- autor: cris77, 2013-05-04 12:46
-
W środę tj. 1 maja LKS Lubatowa rozegrał dwudziestą pierwszą serię gier o mistrzostwo klasy B. W Łękach Dukielskich nasza drużyna przegrała 4:1.
["info w zakładce "więcej"]
Już sam fakt, że na mecz jechaliśmy w dwunastu, w którym tylko 30 minut mógł zagrać D.Bień i debiutujący P.Malig, nie mogło wróżyć niczego dobrego. Po spokojnym początku, gospodarzom wystarczyły 2 minuty na strzelenie 2 goli. Z czasem gra się troche uspokoiła, ale to miejscowi stwarzali sobie okazje do zdobycia bramki. Z naszej strony próżno było takich szukać. Do przerwy 2:0 dla Łęk.

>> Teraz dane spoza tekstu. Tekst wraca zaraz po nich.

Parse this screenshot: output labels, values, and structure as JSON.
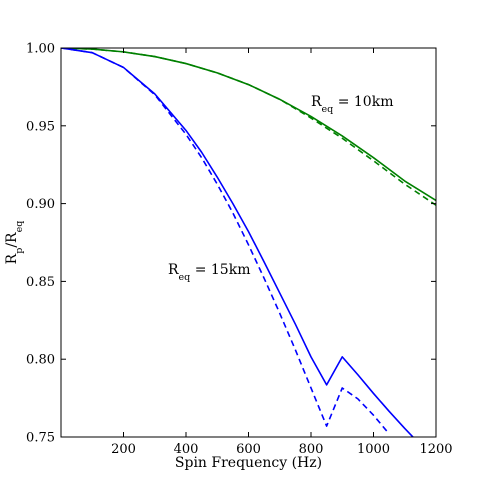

Druga połowa wyglądał już lepiej, ale co z tego jak w ogóle nie potrafiliśmy sobie stworzyć okazji na strzelnie gola. Przy dwubramkowym prowadzeniu Zorzy, przebłysk Łukasza Zimy powinien zakończyć się bramką kontaktową, jednak nasi zamiast uczestniczyć w akcji Łukasza, przyglądali się co ten zrobi z piłką, w konsekwencji Robert oddał niecelny strzał obok bramki. Szkoda, bo kilka minut później Łęki strzeliły trzecią bramkę i wszytko już było jasne. W ok. 80 minucie straciliśmy czwartą bramkę, która dokładnie oddawała przebieg spotkania. Honorowego gola w 90 minucie gry zdobył Piotrek Malig, który wykorzystał dobre zagranie Zimy i w sytuacji sam na sam nie dał szans bramkarzowi Łęk. Tuż po wznowieniu ze środka, arbiter zakończył spotkanie.

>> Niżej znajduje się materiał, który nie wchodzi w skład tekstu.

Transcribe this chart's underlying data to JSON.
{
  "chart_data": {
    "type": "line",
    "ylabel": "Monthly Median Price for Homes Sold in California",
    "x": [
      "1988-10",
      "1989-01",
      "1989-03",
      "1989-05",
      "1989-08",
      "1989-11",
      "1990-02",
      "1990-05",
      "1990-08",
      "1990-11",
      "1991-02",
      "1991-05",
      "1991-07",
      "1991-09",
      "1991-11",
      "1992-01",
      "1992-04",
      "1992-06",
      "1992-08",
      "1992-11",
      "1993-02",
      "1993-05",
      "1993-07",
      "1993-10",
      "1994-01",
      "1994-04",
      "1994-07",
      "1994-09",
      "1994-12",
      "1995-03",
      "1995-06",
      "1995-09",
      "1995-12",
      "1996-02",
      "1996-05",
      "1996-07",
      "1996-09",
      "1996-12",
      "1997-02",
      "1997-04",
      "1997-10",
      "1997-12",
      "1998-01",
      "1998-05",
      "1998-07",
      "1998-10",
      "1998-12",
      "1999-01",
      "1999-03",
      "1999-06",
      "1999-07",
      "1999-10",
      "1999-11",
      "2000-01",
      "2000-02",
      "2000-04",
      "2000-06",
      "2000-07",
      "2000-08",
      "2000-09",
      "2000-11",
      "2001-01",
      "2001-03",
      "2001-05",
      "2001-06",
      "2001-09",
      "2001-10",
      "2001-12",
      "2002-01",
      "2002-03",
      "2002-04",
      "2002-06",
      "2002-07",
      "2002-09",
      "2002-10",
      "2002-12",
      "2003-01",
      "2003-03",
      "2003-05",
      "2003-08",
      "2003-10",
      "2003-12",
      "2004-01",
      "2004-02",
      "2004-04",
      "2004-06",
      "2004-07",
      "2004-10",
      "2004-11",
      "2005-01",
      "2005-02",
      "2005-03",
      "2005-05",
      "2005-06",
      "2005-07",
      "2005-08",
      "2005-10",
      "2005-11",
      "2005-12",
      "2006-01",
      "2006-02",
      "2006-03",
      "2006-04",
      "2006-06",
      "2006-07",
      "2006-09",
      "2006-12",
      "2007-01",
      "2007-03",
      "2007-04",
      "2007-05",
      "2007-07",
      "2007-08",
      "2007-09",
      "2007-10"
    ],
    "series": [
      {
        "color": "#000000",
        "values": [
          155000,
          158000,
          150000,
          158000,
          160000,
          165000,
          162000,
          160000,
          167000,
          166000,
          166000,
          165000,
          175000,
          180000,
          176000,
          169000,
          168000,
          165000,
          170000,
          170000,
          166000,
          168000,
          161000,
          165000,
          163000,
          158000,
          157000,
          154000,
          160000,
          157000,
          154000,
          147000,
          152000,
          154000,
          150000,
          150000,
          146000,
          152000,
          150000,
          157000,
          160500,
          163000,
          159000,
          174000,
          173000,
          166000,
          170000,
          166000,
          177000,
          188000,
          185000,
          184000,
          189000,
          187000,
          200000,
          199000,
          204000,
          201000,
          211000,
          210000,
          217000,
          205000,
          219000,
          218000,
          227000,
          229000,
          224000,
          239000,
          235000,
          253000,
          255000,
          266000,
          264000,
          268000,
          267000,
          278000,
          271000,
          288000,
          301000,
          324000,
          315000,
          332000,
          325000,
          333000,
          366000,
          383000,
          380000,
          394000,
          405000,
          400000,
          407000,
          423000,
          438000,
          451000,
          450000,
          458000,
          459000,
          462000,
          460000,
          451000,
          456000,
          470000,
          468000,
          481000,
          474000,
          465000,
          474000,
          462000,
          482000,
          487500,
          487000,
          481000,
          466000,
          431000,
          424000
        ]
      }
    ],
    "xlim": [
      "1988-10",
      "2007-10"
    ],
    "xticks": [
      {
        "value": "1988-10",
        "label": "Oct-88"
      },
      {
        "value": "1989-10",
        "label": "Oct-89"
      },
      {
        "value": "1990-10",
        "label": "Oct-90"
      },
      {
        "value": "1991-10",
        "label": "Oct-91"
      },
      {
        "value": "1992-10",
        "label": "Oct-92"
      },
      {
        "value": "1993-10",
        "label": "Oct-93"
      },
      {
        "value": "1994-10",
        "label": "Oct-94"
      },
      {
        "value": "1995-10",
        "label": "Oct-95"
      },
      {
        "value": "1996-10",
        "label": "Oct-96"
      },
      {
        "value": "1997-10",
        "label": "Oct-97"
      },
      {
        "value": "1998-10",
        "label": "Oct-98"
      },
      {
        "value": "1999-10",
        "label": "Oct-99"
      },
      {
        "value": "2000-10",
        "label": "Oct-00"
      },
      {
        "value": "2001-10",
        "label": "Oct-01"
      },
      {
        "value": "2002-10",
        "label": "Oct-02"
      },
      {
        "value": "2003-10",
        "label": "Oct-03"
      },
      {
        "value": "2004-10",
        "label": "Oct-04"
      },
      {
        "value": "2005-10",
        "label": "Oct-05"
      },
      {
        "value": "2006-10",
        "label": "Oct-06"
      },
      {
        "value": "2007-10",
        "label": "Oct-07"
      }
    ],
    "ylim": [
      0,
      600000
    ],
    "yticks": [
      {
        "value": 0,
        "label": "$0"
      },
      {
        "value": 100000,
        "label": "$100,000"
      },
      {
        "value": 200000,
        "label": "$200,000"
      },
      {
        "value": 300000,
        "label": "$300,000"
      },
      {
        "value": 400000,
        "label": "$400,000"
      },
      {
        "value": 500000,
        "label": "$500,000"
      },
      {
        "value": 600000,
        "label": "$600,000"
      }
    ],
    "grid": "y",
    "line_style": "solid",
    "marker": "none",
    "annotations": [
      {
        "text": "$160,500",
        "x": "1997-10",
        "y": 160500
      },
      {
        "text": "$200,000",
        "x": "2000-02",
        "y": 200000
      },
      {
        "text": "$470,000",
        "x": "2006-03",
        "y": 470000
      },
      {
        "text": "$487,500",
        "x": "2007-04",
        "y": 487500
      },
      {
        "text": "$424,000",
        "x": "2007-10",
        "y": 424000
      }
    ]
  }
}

Nie ma co ukrywać, nie mamy na razie drużyny, która mogłaby zdobyć jakieś punkty, nie mówiąc już o utrzymaniu. Nie można wygrać meczu jak się w ogóle nie atakuje bramki rywala. Mecz z Łękami pod względm ofensywy był katastorfalny i najsłabszy jaki widziałem w ostatnich latach LKS-u. Trzeba jednak wierzyć do końca i mieć nadzieję, że będzie lepiej w spotkaniu z Wojaszówką.